I've been having issues with my Canelés browning evenly.
I am using the 55mm tall copper tin lined molds. The top of the canelé (bottom of the mold) stays blond while the rest I can get to a rich very dark brown/black.
I have tried nearly every permutations of :
- Baking at 450°F for 15mins then dropping the temp to 375°F;
- Baking at 400°F for the entire bake time;
- Placing the molds directly on a sheet tray;
- Placing the molds on a rack on a sheet tray;
- Placing the sheet tray as close to the bottom element as possible - for the entire time period and for the last 5 minutes;
- Blasting the temp to 550°F for the last 5 minutes (so the bottom element stays on).
- Extending the cooking time over 50% (90 mins total).
I was filling the molds by weight to 70g, but I find judging by eye quicker and easier. I am filling about 65-68g.

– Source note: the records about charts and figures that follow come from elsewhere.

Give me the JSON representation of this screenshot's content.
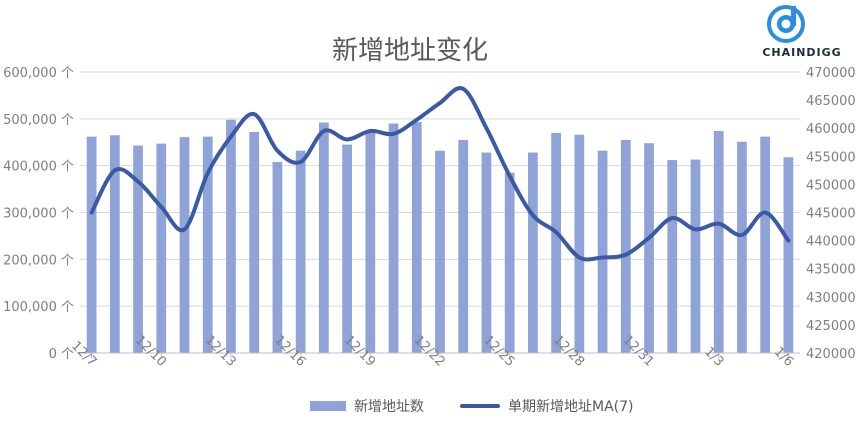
{
  "title": "新增地址变化",
  "logo": {
    "text": "CHAINDIGG"
  },
  "legend": {
    "bar_label": "新增地址数",
    "line_label": "单期新增地址MA(7)"
  },
  "colors": {
    "bar": "#8fa3d8",
    "line": "#3a5aa6",
    "grid": "#d9d9d9",
    "axis": "#bfbfbf"
  },
  "chart_data": {
    "type": "bar",
    "categories": [
      "12/7",
      "12/8",
      "12/9",
      "12/10",
      "12/11",
      "12/12",
      "12/13",
      "12/14",
      "12/15",
      "12/16",
      "12/17",
      "12/18",
      "12/19",
      "12/20",
      "12/21",
      "12/22",
      "12/23",
      "12/24",
      "12/25",
      "12/26",
      "12/27",
      "12/28",
      "12/29",
      "12/30",
      "12/31",
      "1/1",
      "1/2",
      "1/3",
      "1/4",
      "1/5",
      "1/6"
    ],
    "x_tick_labels": [
      "12/7",
      "12/10",
      "12/13",
      "12/16",
      "12/19",
      "12/22",
      "12/25",
      "12/28",
      "12/31",
      "1/3",
      "1/6"
    ],
    "series": [
      {
        "name": "新增地址数",
        "type": "bar",
        "axis": "left",
        "values": [
          462000,
          465000,
          443000,
          447000,
          461000,
          462000,
          498000,
          472000,
          408000,
          432000,
          492000,
          445000,
          470000,
          490000,
          493000,
          432000,
          455000,
          428000,
          385000,
          428000,
          470000,
          466000,
          432000,
          455000,
          448000,
          412000,
          413000,
          474000,
          451000,
          462000,
          418000
        ]
      },
      {
        "name": "单期新增地址MA(7)",
        "type": "line",
        "axis": "right",
        "values": [
          445000,
          452500,
          450500,
          446000,
          442000,
          452000,
          458500,
          462500,
          456000,
          454000,
          459500,
          458000,
          459500,
          459000,
          461500,
          464500,
          467000,
          460000,
          451500,
          444500,
          441500,
          437000,
          437000,
          437500,
          440500,
          444000,
          442000,
          443000,
          441000,
          445000,
          440000
        ]
      }
    ],
    "y_left": {
      "ylim": [
        0,
        600000
      ],
      "ticks": [
        "0 个",
        "100,000 个",
        "200,000 个",
        "300,000 个",
        "400,000 个",
        "500,000 个",
        "600,000 个"
      ]
    },
    "y_right": {
      "ylim": [
        420000,
        470000
      ],
      "ticks": [
        "420000",
        "425000",
        "430000",
        "435000",
        "440000",
        "445000",
        "450000",
        "455000",
        "460000",
        "465000",
        "470000"
      ]
    },
    "grid": true,
    "legend_position": "bottom"
  }
}
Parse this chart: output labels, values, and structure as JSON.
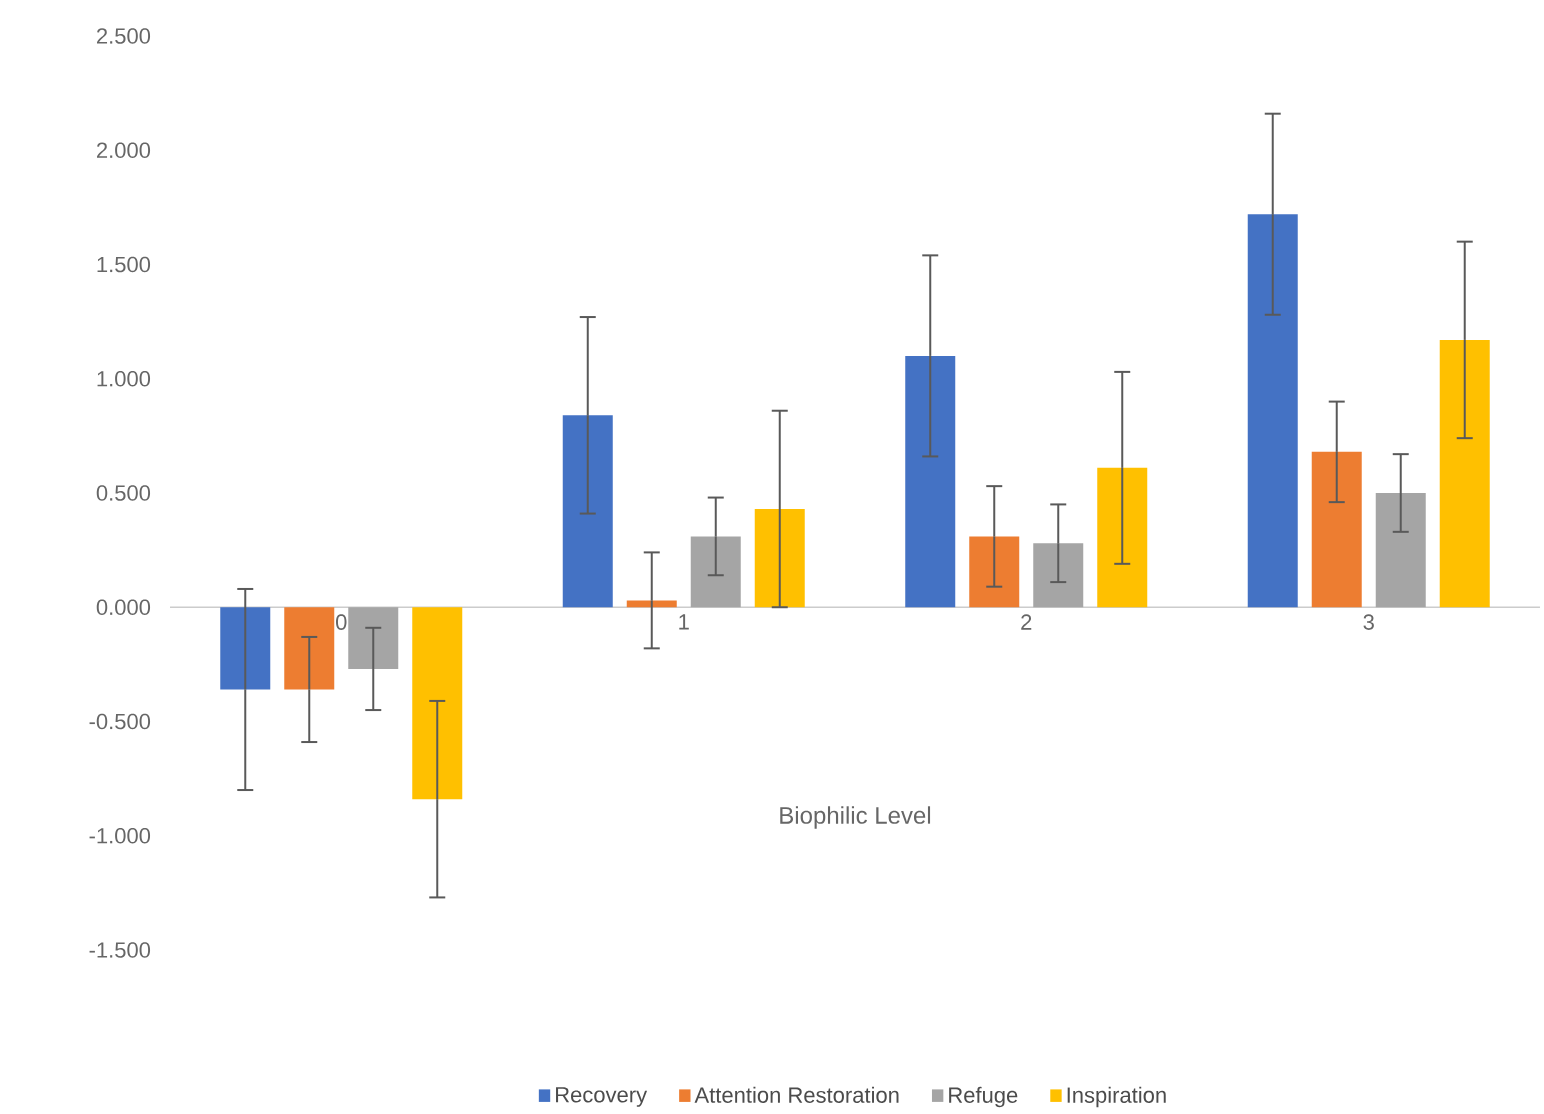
{
  "chart_data": {
    "type": "bar",
    "xlabel": "Biophilic Level",
    "categories": [
      "0",
      "1",
      "2",
      "3"
    ],
    "series": [
      {
        "name": "Recovery",
        "color": "#4472c4",
        "values": [
          -0.36,
          0.84,
          1.1,
          1.72
        ],
        "errors": [
          0.44,
          0.43,
          0.44,
          0.44
        ]
      },
      {
        "name": "Attention Restoration",
        "color": "#ed7d31",
        "values": [
          -0.36,
          0.03,
          0.31,
          0.68
        ],
        "errors": [
          0.23,
          0.21,
          0.22,
          0.22
        ]
      },
      {
        "name": "Refuge",
        "color": "#a5a5a5",
        "values": [
          -0.27,
          0.31,
          0.28,
          0.5
        ],
        "errors": [
          0.18,
          0.17,
          0.17,
          0.17
        ]
      },
      {
        "name": "Inspiration",
        "color": "#ffc000",
        "values": [
          -0.84,
          0.43,
          0.61,
          1.17
        ],
        "errors": [
          0.43,
          0.43,
          0.42,
          0.43
        ]
      }
    ],
    "ylim": [
      -1.5,
      2.5
    ],
    "yticks": [
      {
        "value": -1.5,
        "label": "-1.500"
      },
      {
        "value": -1.0,
        "label": "-1.000"
      },
      {
        "value": -0.5,
        "label": "-0.500"
      },
      {
        "value": 0,
        "label": "0.000"
      },
      {
        "value": 0.5,
        "label": "0.500"
      },
      {
        "value": 1.0,
        "label": "1.000"
      },
      {
        "value": 1.5,
        "label": "1.500"
      },
      {
        "value": 2.0,
        "label": "2.000"
      },
      {
        "value": 2.5,
        "label": "2.500"
      }
    ],
    "grid": false,
    "legend": "bottom"
  }
}
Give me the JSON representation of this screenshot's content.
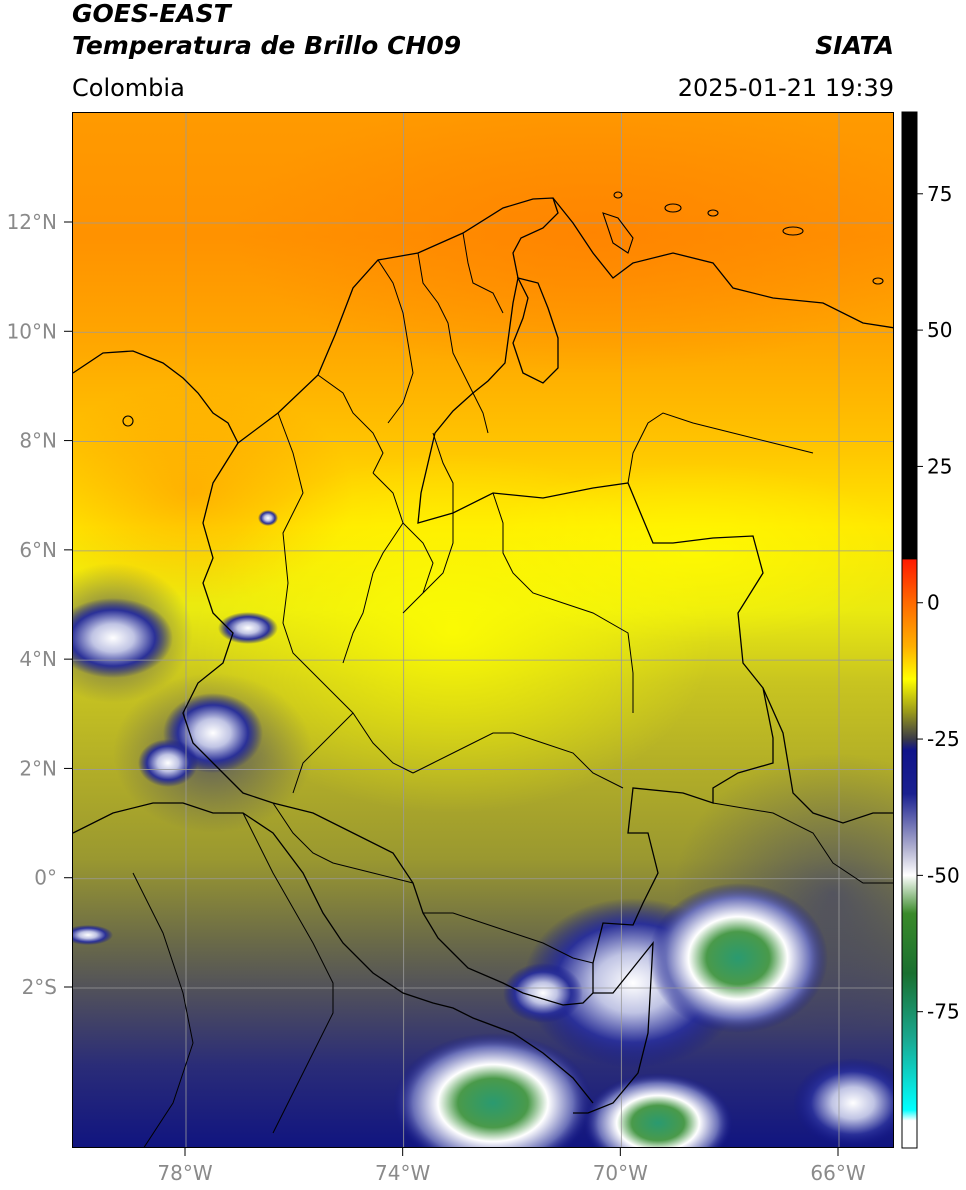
{
  "header": {
    "satellite": "GOES-EAST",
    "product": "Temperatura de Brillo CH09",
    "region": "Colombia",
    "agency": "SIATA",
    "datetime": "2025-01-21 19:39"
  },
  "map": {
    "lon_range": [
      -80,
      -65
    ],
    "lat_range": [
      -5,
      14
    ],
    "gridlines": true,
    "lat_ticks": [
      {
        "value": 12,
        "label": "12°N"
      },
      {
        "value": 10,
        "label": "10°N"
      },
      {
        "value": 8,
        "label": "8°N"
      },
      {
        "value": 6,
        "label": "6°N"
      },
      {
        "value": 4,
        "label": "4°N"
      },
      {
        "value": 2,
        "label": "2°N"
      },
      {
        "value": 0,
        "label": "0°"
      },
      {
        "value": -2,
        "label": "2°S"
      }
    ],
    "lon_ticks": [
      {
        "value": -78,
        "label": "78°W"
      },
      {
        "value": -74,
        "label": "74°W"
      },
      {
        "value": -70,
        "label": "70°W"
      },
      {
        "value": -66,
        "label": "66°W"
      }
    ]
  },
  "colorbar": {
    "range": [
      -100,
      90
    ],
    "tick_values": [
      75,
      50,
      25,
      0,
      -25,
      -50,
      -75
    ],
    "tick_labels": [
      "75",
      "50",
      "25",
      "0",
      "-25",
      "-50",
      "-75"
    ],
    "stops": [
      {
        "value": 90,
        "color": "#000000"
      },
      {
        "value": 8,
        "color": "#000000"
      },
      {
        "value": 7.9,
        "color": "#ff1a00"
      },
      {
        "value": 0,
        "color": "#ff6a00"
      },
      {
        "value": -8,
        "color": "#ffb000"
      },
      {
        "value": -14,
        "color": "#ffff00"
      },
      {
        "value": -20,
        "color": "#9a9a1a"
      },
      {
        "value": -25,
        "color": "#3a3a48"
      },
      {
        "value": -27,
        "color": "#10148a"
      },
      {
        "value": -35,
        "color": "#1a2090"
      },
      {
        "value": -45,
        "color": "#b0b0d0"
      },
      {
        "value": -50,
        "color": "#ffffff"
      },
      {
        "value": -57,
        "color": "#3a8a2a"
      },
      {
        "value": -68,
        "color": "#1a7030"
      },
      {
        "value": -80,
        "color": "#1aa890"
      },
      {
        "value": -93,
        "color": "#00ffff"
      },
      {
        "value": -95,
        "color": "#ffffff"
      },
      {
        "value": -100,
        "color": "#ffffff"
      }
    ]
  },
  "colors": {
    "gridline": "#9a9a9a",
    "coastline": "#000000",
    "tick_text": "#8a8a8a"
  }
}
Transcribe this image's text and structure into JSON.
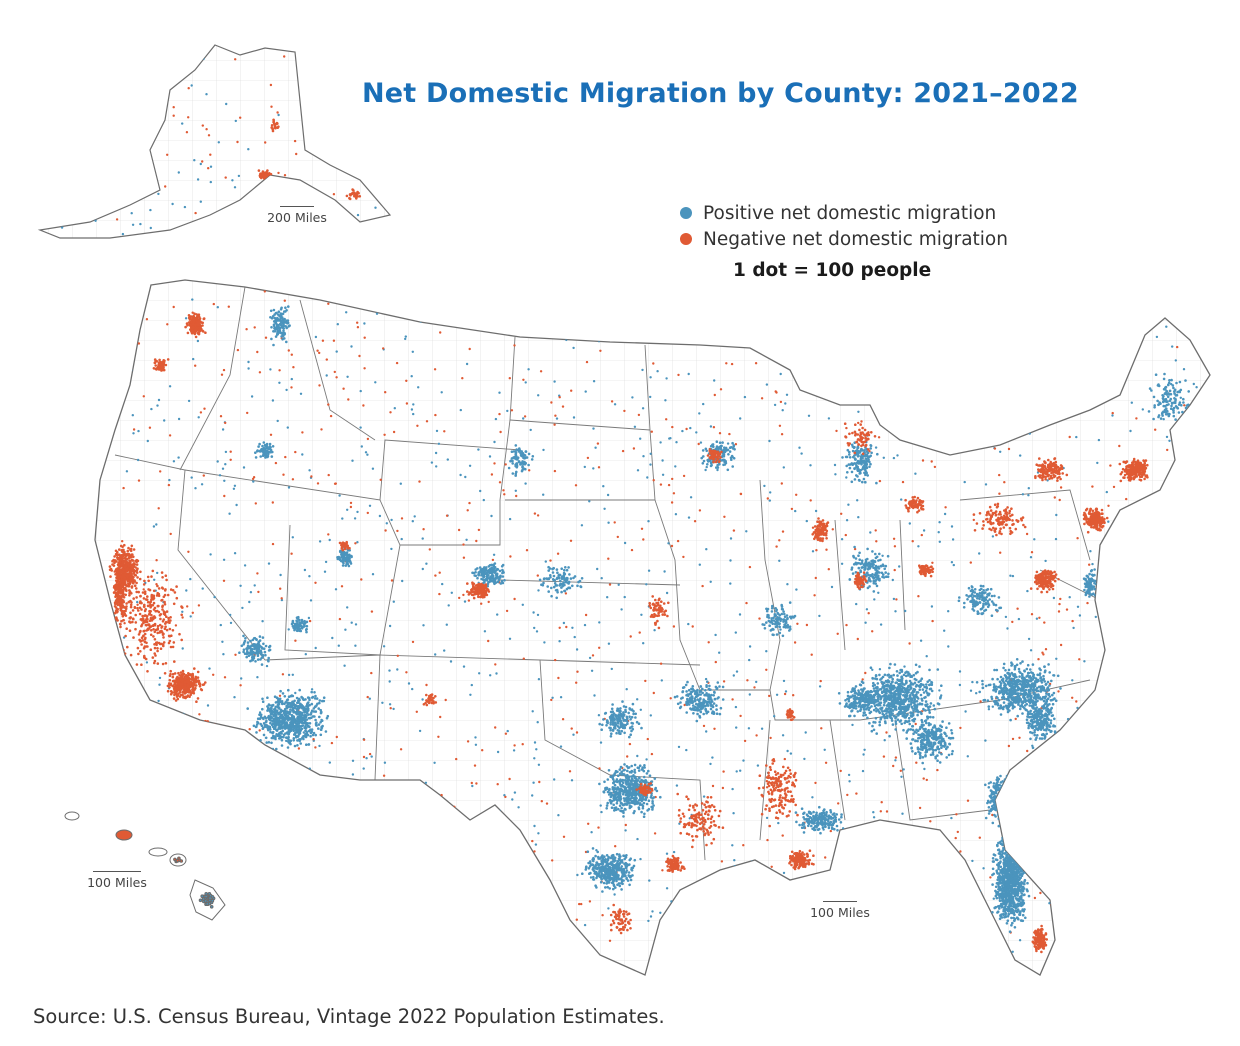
{
  "title": "Net Domestic Migration by County: 2021–2022",
  "legend": {
    "positive_label": "Positive net domestic migration",
    "negative_label": "Negative net domestic migration",
    "dot_value_note": "1 dot = 100 people"
  },
  "colors": {
    "positive": "#4b94bd",
    "negative": "#e05a34",
    "title": "#1a6fb7",
    "state_border": "#6d6d6d",
    "county_border": "#d2d2d2"
  },
  "scale_bars": {
    "alaska": "200 Miles",
    "hawaii": "100 Miles",
    "contiguous": "100 Miles"
  },
  "source": "Source: U.S. Census Bureau, Vintage 2022 Population Estimates."
}
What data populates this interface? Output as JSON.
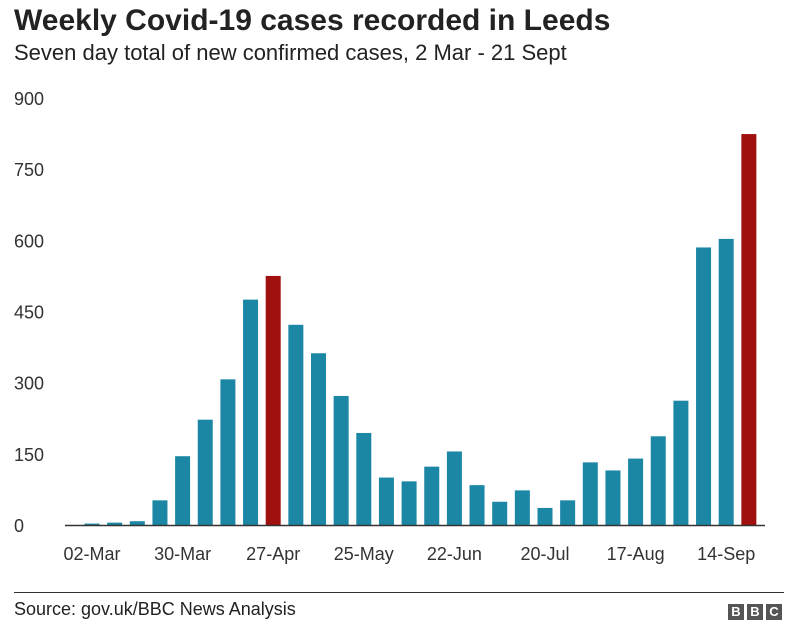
{
  "chart_data": {
    "type": "bar",
    "title": "Weekly Covid-19 cases recorded in Leeds",
    "subtitle": "Seven day total of new confirmed cases, 2 Mar - 21 Sept",
    "categories": [
      "02-Mar",
      "09-Mar",
      "16-Mar",
      "23-Mar",
      "30-Mar",
      "06-Apr",
      "13-Apr",
      "20-Apr",
      "27-Apr",
      "04-May",
      "11-May",
      "18-May",
      "25-May",
      "01-Jun",
      "08-Jun",
      "15-Jun",
      "22-Jun",
      "29-Jun",
      "06-Jul",
      "13-Jul",
      "20-Jul",
      "27-Jul",
      "03-Aug",
      "10-Aug",
      "17-Aug",
      "24-Aug",
      "31-Aug",
      "07-Sep",
      "14-Sep",
      "21-Sep"
    ],
    "values": [
      3,
      5,
      8,
      52,
      145,
      222,
      307,
      475,
      525,
      422,
      362,
      272,
      194,
      100,
      92,
      123,
      155,
      84,
      49,
      73,
      36,
      52,
      132,
      115,
      140,
      187,
      262,
      585,
      603,
      824
    ],
    "highlight_index": [
      8,
      29
    ],
    "tick_labels_x": [
      "02-Mar",
      "30-Mar",
      "27-Apr",
      "25-May",
      "22-Jun",
      "20-Jul",
      "17-Aug",
      "14-Sep"
    ],
    "y_ticks": [
      0,
      150,
      300,
      450,
      600,
      750,
      900
    ],
    "ylim": [
      0,
      900
    ],
    "xlabel": "",
    "ylabel": "",
    "grid": false,
    "colors": {
      "bar": "#1b87a5",
      "highlight": "#a0100f",
      "axis": "#333333"
    }
  },
  "source": "Source: gov.uk/BBC News Analysis",
  "logo": [
    "B",
    "B",
    "C"
  ]
}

During the baking I am getting some souffling with the top of the pastry rising a good 20mm above the mold. It mostly collapses to the height of the mold once baking is finished. I am assuming this is due to the amount of butter I am placing in the mold as I am establishing the nonstick coating. The molds were deep fried before the first use.
While the mistakes are very tasty I am almost in need of a belly wheel (2000AD fans will know what this is).
Does anyone have other ideas I have not yet tried?


The image above was 450°F for 15 mins, then 375°F for a total of 75mins direct on a sheet tray as close to the bottom element as possible. They needed to go at least another 15 mins as the middle was under cooked.